A Monaco il gigante del software annuncia due nuovi prodotti per la sicurezza indirizzati al mercato aziendale: entrambi sono in grado di proteggere i sistemi da virus, spam e altre minacce provenienti da Internet


Monaco (Germania) – Microsoft sta per lanciare un nuovo servizio per la sicurezza, chiamato Client Protection , che promette di semplificare il compito degli amministratori di rete nel proteggere i sistemi aziendali – desktop, laptop e file server – dal malware.

Descritto da Microsoft come una protezione unificata contro spyware, rootkit, virus e altre cyber-minacce, Client Protection sarà simile alla soluzione integrata per la sicurezza Windows OneCare ma, a differenza di quest’ultima, si indirizzerà soprattutto alle imprese di medie e grandi dimensioni.

Il futuro servizio di Microsoft, che includerà anche strumenti per la gestione centralizzata e funzionalità di reporting, si integrerà con Active Directory e le attuali soluzioni del colosso per la distribuzione di patch e aggiornamenti.

Microsoft conta di rilasciare una prima versione beta del prodotto entro la fine dell’anno.
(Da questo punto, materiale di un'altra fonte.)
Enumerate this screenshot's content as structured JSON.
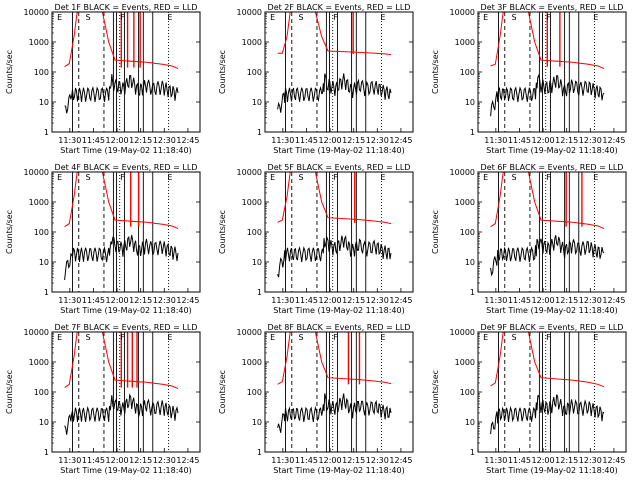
{
  "chart_data": [
    {
      "type": "line",
      "title": "Det 1F BLACK = Events, RED = LLD",
      "xlabel": "Start Time (19-May-02 11:18:40)",
      "ylabel": "Counts/sec",
      "yscale": "log",
      "ylim": [
        1,
        10000
      ],
      "ytick_labels": [
        "1",
        "10",
        "100",
        "1000",
        "10000"
      ],
      "xtick_labels": [
        "11:30",
        "11:45",
        "12:00",
        "12:15",
        "12:30",
        "12:45"
      ],
      "xlim_minutes": [
        0,
        94
      ],
      "annotations": [
        "E",
        "S",
        "F",
        "E"
      ],
      "series": [
        {
          "color": "#000000",
          "baseline": 20,
          "x": [
            8,
            12,
            13,
            20,
            36,
            37,
            38,
            40,
            45,
            50,
            55,
            60,
            64,
            70,
            75,
            80
          ],
          "values": [
            5,
            15,
            20,
            20,
            20,
            30,
            60,
            40,
            30,
            60,
            25,
            40,
            30,
            35,
            25,
            20
          ]
        },
        {
          "color": "#ff0000",
          "baseline": 140,
          "x": [
            8,
            11,
            14,
            16,
            18,
            25,
            32,
            36,
            40,
            60,
            70,
            76,
            80
          ],
          "values": [
            150,
            190,
            1500,
            10000,
            10000,
            10000,
            10000,
            1000,
            250,
            210,
            180,
            160,
            130
          ]
        }
      ],
      "red_spikes": [
        44,
        48,
        52,
        56
      ],
      "solid_lines": [
        13,
        39,
        41,
        46,
        55,
        58,
        64
      ],
      "dashed_lines": [
        17,
        33
      ],
      "dotted_lines": [
        43,
        74
      ]
    },
    {
      "type": "line",
      "title": "Det 2F BLACK = Events, RED = LLD",
      "xlabel": "Start Time (19-May-02 11:18:40)",
      "ylabel": "Counts/sec",
      "yscale": "log",
      "ylim": [
        1,
        10000
      ],
      "ytick_labels": [
        "1",
        "10",
        "100",
        "1000",
        "10000"
      ],
      "xtick_labels": [
        "11:30",
        "11:45",
        "12:00",
        "12:15",
        "12:30",
        "12:45"
      ],
      "xlim_minutes": [
        0,
        94
      ],
      "annotations": [
        "E",
        "S",
        "F",
        "E"
      ],
      "series": [
        {
          "color": "#000000",
          "baseline": 30,
          "x": [
            8,
            12,
            13,
            20,
            36,
            37,
            38,
            40,
            45,
            50,
            55,
            60,
            64,
            70,
            75,
            80
          ],
          "values": [
            5,
            15,
            20,
            20,
            20,
            30,
            60,
            40,
            30,
            60,
            25,
            40,
            30,
            35,
            25,
            20
          ]
        },
        {
          "color": "#ff0000",
          "baseline": 400,
          "x": [
            8,
            11,
            14,
            16,
            18,
            25,
            32,
            36,
            40,
            60,
            70,
            76,
            80
          ],
          "values": [
            420,
            420,
            1500,
            10000,
            10000,
            10000,
            10000,
            1500,
            500,
            450,
            420,
            400,
            380
          ]
        }
      ],
      "red_spikes": [
        56
      ],
      "solid_lines": [
        13,
        39,
        41,
        46,
        55,
        58,
        64
      ],
      "dashed_lines": [
        17,
        33
      ],
      "dotted_lines": [
        43,
        74
      ]
    },
    {
      "type": "line",
      "title": "Det 3F BLACK = Events, RED = LLD",
      "xlabel": "Start Time (19-May-02 11:18:40)",
      "ylabel": "Counts/sec",
      "yscale": "log",
      "ylim": [
        1,
        10000
      ],
      "ytick_labels": [
        "1",
        "10",
        "100",
        "1000",
        "10000"
      ],
      "xtick_labels": [
        "11:30",
        "11:45",
        "12:00",
        "12:15",
        "12:30",
        "12:45"
      ],
      "xlim_minutes": [
        0,
        94
      ],
      "annotations": [
        "E",
        "S",
        "F",
        "E"
      ],
      "series": [
        {
          "color": "#000000",
          "baseline": 30,
          "x": [
            8,
            12,
            13,
            20,
            36,
            37,
            38,
            40,
            45,
            50,
            55,
            60,
            64,
            70,
            75,
            80
          ],
          "values": [
            5,
            15,
            20,
            20,
            20,
            30,
            60,
            40,
            30,
            60,
            25,
            40,
            30,
            35,
            25,
            20
          ]
        },
        {
          "color": "#ff0000",
          "baseline": 150,
          "x": [
            8,
            11,
            14,
            16,
            18,
            25,
            32,
            36,
            40,
            60,
            70,
            76,
            80
          ],
          "values": [
            160,
            180,
            1500,
            10000,
            10000,
            10000,
            10000,
            1000,
            250,
            210,
            180,
            160,
            130
          ]
        }
      ],
      "red_spikes": [
        44,
        52
      ],
      "solid_lines": [
        13,
        39,
        41,
        46,
        55,
        58,
        64
      ],
      "dashed_lines": [
        17,
        33
      ],
      "dotted_lines": [
        43,
        74
      ]
    },
    {
      "type": "line",
      "title": "Det 4F BLACK = Events, RED = LLD",
      "xlabel": "Start Time (19-May-02 11:18:40)",
      "ylabel": "Counts/sec",
      "yscale": "log",
      "ylim": [
        1,
        10000
      ],
      "ytick_labels": [
        "1",
        "10",
        "100",
        "1000",
        "10000"
      ],
      "xtick_labels": [
        "11:30",
        "11:45",
        "12:00",
        "12:15",
        "12:30",
        "12:45"
      ],
      "xlim_minutes": [
        0,
        94
      ],
      "annotations": [
        "E",
        "S",
        "F",
        "E"
      ],
      "series": [
        {
          "color": "#000000",
          "baseline": 25,
          "x": [
            8,
            12,
            13,
            20,
            36,
            37,
            38,
            40,
            45,
            50,
            55,
            60,
            64,
            70,
            75,
            80
          ],
          "values": [
            5,
            15,
            20,
            20,
            20,
            30,
            60,
            40,
            30,
            60,
            25,
            40,
            30,
            35,
            25,
            20
          ]
        },
        {
          "color": "#ff0000",
          "baseline": 150,
          "x": [
            8,
            11,
            14,
            16,
            18,
            25,
            32,
            36,
            40,
            60,
            70,
            76,
            80
          ],
          "values": [
            150,
            190,
            1500,
            10000,
            10000,
            10000,
            10000,
            1000,
            250,
            210,
            180,
            160,
            130
          ]
        }
      ],
      "red_spikes": [
        50,
        55
      ],
      "solid_lines": [
        13,
        39,
        41,
        46,
        55,
        58,
        64
      ],
      "dashed_lines": [
        17,
        33
      ],
      "dotted_lines": [
        43,
        74
      ]
    },
    {
      "type": "line",
      "title": "Det 5F BLACK = Events, RED = LLD",
      "xlabel": "Start Time (19-May-02 11:18:40)",
      "ylabel": "Counts/sec",
      "yscale": "log",
      "ylim": [
        1,
        10000
      ],
      "ytick_labels": [
        "1",
        "10",
        "100",
        "1000",
        "10000"
      ],
      "xtick_labels": [
        "11:30",
        "11:45",
        "12:00",
        "12:15",
        "12:30",
        "12:45"
      ],
      "xlim_minutes": [
        0,
        94
      ],
      "annotations": [
        "E",
        "S",
        "F",
        "E"
      ],
      "series": [
        {
          "color": "#000000",
          "baseline": 25,
          "x": [
            8,
            12,
            13,
            20,
            36,
            37,
            38,
            40,
            45,
            50,
            55,
            60,
            64,
            70,
            75,
            80
          ],
          "values": [
            5,
            15,
            20,
            20,
            20,
            30,
            60,
            40,
            30,
            60,
            25,
            40,
            30,
            35,
            25,
            20
          ]
        },
        {
          "color": "#ff0000",
          "baseline": 200,
          "x": [
            8,
            11,
            14,
            16,
            18,
            25,
            32,
            36,
            40,
            60,
            70,
            76,
            80
          ],
          "values": [
            210,
            250,
            1500,
            10000,
            10000,
            10000,
            10000,
            1000,
            300,
            260,
            230,
            210,
            190
          ]
        }
      ],
      "red_spikes": [
        57
      ],
      "solid_lines": [
        13,
        39,
        41,
        46,
        55,
        58,
        64
      ],
      "dashed_lines": [
        17,
        33
      ],
      "dotted_lines": [
        43,
        74
      ]
    },
    {
      "type": "line",
      "title": "Det 6F BLACK = Events, RED = LLD",
      "xlabel": "Start Time (19-May-02 11:18:40)",
      "ylabel": "Counts/sec",
      "yscale": "log",
      "ylim": [
        1,
        10000
      ],
      "ytick_labels": [
        "1",
        "10",
        "100",
        "1000",
        "10000"
      ],
      "xtick_labels": [
        "11:30",
        "11:45",
        "12:00",
        "12:15",
        "12:30",
        "12:45"
      ],
      "xlim_minutes": [
        0,
        94
      ],
      "annotations": [
        "E",
        "S",
        "F",
        "E"
      ],
      "series": [
        {
          "color": "#000000",
          "baseline": 30,
          "x": [
            8,
            12,
            13,
            20,
            36,
            37,
            38,
            40,
            45,
            50,
            55,
            60,
            64,
            70,
            75,
            80
          ],
          "values": [
            5,
            15,
            20,
            20,
            20,
            30,
            60,
            40,
            30,
            60,
            25,
            40,
            30,
            35,
            25,
            20
          ]
        },
        {
          "color": "#ff0000",
          "baseline": 150,
          "x": [
            8,
            11,
            14,
            16,
            18,
            25,
            32,
            36,
            40,
            60,
            70,
            76,
            80
          ],
          "values": [
            150,
            190,
            1500,
            10000,
            10000,
            10000,
            10000,
            1000,
            250,
            210,
            180,
            160,
            130
          ]
        }
      ],
      "red_spikes": [
        56,
        66
      ],
      "solid_lines": [
        13,
        39,
        41,
        46,
        55,
        58,
        64
      ],
      "dashed_lines": [
        17,
        33
      ],
      "dotted_lines": [
        43,
        74
      ]
    },
    {
      "type": "line",
      "title": "Det 7F BLACK = Events, RED = LLD",
      "xlabel": "Start Time (19-May-02 11:18:40)",
      "ylabel": "Counts/sec",
      "yscale": "log",
      "ylim": [
        1,
        10000
      ],
      "ytick_labels": [
        "1",
        "10",
        "100",
        "1000",
        "10000"
      ],
      "xtick_labels": [
        "11:30",
        "11:45",
        "12:00",
        "12:15",
        "12:30",
        "12:45"
      ],
      "xlim_minutes": [
        0,
        94
      ],
      "annotations": [
        "E",
        "S",
        "F",
        "E"
      ],
      "series": [
        {
          "color": "#000000",
          "baseline": 25,
          "x": [
            8,
            12,
            13,
            20,
            36,
            37,
            38,
            40,
            45,
            50,
            55,
            60,
            64,
            70,
            75,
            80
          ],
          "values": [
            5,
            15,
            20,
            20,
            20,
            30,
            60,
            40,
            30,
            60,
            25,
            40,
            30,
            35,
            25,
            20
          ]
        },
        {
          "color": "#ff0000",
          "baseline": 140,
          "x": [
            8,
            11,
            14,
            16,
            18,
            25,
            32,
            36,
            40,
            60,
            70,
            76,
            80
          ],
          "values": [
            140,
            180,
            1500,
            10000,
            10000,
            10000,
            10000,
            1000,
            250,
            210,
            180,
            160,
            130
          ]
        }
      ],
      "red_spikes": [
        44,
        48,
        51,
        54
      ],
      "solid_lines": [
        13,
        39,
        41,
        46,
        55,
        58,
        64
      ],
      "dashed_lines": [
        17,
        33
      ],
      "dotted_lines": [
        43,
        74
      ]
    },
    {
      "type": "line",
      "title": "Det 8F BLACK = Events, RED = LLD",
      "xlabel": "Start Time (19-May-02 11:18:40)",
      "ylabel": "Counts/sec",
      "yscale": "log",
      "ylim": [
        1,
        10000
      ],
      "ytick_labels": [
        "1",
        "10",
        "100",
        "1000",
        "10000"
      ],
      "xtick_labels": [
        "11:30",
        "11:45",
        "12:00",
        "12:15",
        "12:30",
        "12:45"
      ],
      "xlim_minutes": [
        0,
        94
      ],
      "annotations": [
        "E",
        "S",
        "F",
        "E"
      ],
      "series": [
        {
          "color": "#000000",
          "baseline": 25,
          "x": [
            8,
            12,
            13,
            20,
            36,
            37,
            38,
            40,
            45,
            50,
            55,
            60,
            64,
            70,
            75,
            80
          ],
          "values": [
            5,
            15,
            20,
            20,
            20,
            30,
            60,
            40,
            30,
            60,
            25,
            40,
            30,
            35,
            25,
            20
          ]
        },
        {
          "color": "#ff0000",
          "baseline": 180,
          "x": [
            8,
            11,
            14,
            16,
            18,
            25,
            32,
            36,
            40,
            60,
            70,
            76,
            80
          ],
          "values": [
            180,
            220,
            1500,
            10000,
            10000,
            10000,
            10000,
            1000,
            300,
            260,
            230,
            210,
            190
          ]
        }
      ],
      "red_spikes": [
        53,
        60
      ],
      "solid_lines": [
        13,
        39,
        41,
        46,
        55,
        58,
        64
      ],
      "dashed_lines": [
        17,
        33
      ],
      "dotted_lines": [
        43,
        74
      ]
    },
    {
      "type": "line",
      "title": "Det 9F BLACK = Events, RED = LLD",
      "xlabel": "Start Time (19-May-02 11:18:40)",
      "ylabel": "Counts/sec",
      "yscale": "log",
      "ylim": [
        1,
        10000
      ],
      "ytick_labels": [
        "1",
        "10",
        "100",
        "1000",
        "10000"
      ],
      "xtick_labels": [
        "11:30",
        "11:45",
        "12:00",
        "12:15",
        "12:30",
        "12:45"
      ],
      "xlim_minutes": [
        0,
        94
      ],
      "annotations": [
        "E",
        "S",
        "F",
        "E"
      ],
      "series": [
        {
          "color": "#000000",
          "baseline": 25,
          "x": [
            8,
            12,
            13,
            20,
            36,
            37,
            38,
            40,
            45,
            50,
            55,
            60,
            64,
            70,
            75,
            80
          ],
          "values": [
            5,
            15,
            20,
            20,
            20,
            30,
            60,
            40,
            30,
            60,
            25,
            40,
            30,
            35,
            25,
            20
          ]
        },
        {
          "color": "#ff0000",
          "baseline": 160,
          "x": [
            8,
            11,
            14,
            16,
            18,
            25,
            32,
            36,
            40,
            60,
            70,
            76,
            80
          ],
          "values": [
            160,
            200,
            1500,
            10000,
            10000,
            10000,
            10000,
            1000,
            300,
            250,
            210,
            180,
            150
          ]
        }
      ],
      "red_spikes": [],
      "solid_lines": [
        13,
        39,
        41,
        46,
        55,
        58,
        64
      ],
      "dashed_lines": [
        17,
        33
      ],
      "dotted_lines": [
        43,
        74
      ]
    }
  ]
}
Prezzi e tipi di licenza verranno annunciati in un secondo tempo.

Il secondo prodotto per la sicurezza annunciato da Microsoft a Monaco è Antigen , un software antivirus e antispam progettato per proteggere i sistemi su cui girano piattaforme per la messaggistica e la collaborazione, tra cui Exchange. Antigen si basa sulle tecnologie che il big d Redmond ha acquisito da Sybari Software ed include un motore di scansione migliorato, capace di rilevare le principali vulnerabilità di sicurezza.

Una versione di test del prodotto verrà rilasciata durante la prima metà del prossimo anno.

L’ultimo annuncio di Microsoft ha riguardato il varo di SecureIT Alliance , un gruppo di partner del colosso di Redmond che stanno collaborando allo sviluppo di soluzioni per la sicurezza in grado di integrarsi al meglio con la piattaforma di Microsoft.

“I nostri clienti stanno testimoniando ciò che emerge anche dalle nostre ricerche: la natura e la complessità delle minacce on-line e degli attacchi continuano ad evolversi, e cracker, ladri e pirati diventano sempre più abili”, ha affermato Mike Nash, corporate vice president della Security Technology Unit di Microsoft. “In Microsoft crediamo che i clienti abbiano il diritto di conoscere quali programmi stiano girando sulle loro macchine, da dove questi provengano, i loro scopi e come rimuoverli. Per aiutare i nostri clienti a esercitare questi diritti, e proteggersi dalle minacce in continua evoluzione, stiamo attuando un approccio alla sicurezza maggiormente olistico che include lo sviluppo di nuove tecnologie, la collaborazione con l’industria e l’educazione degli utenti”.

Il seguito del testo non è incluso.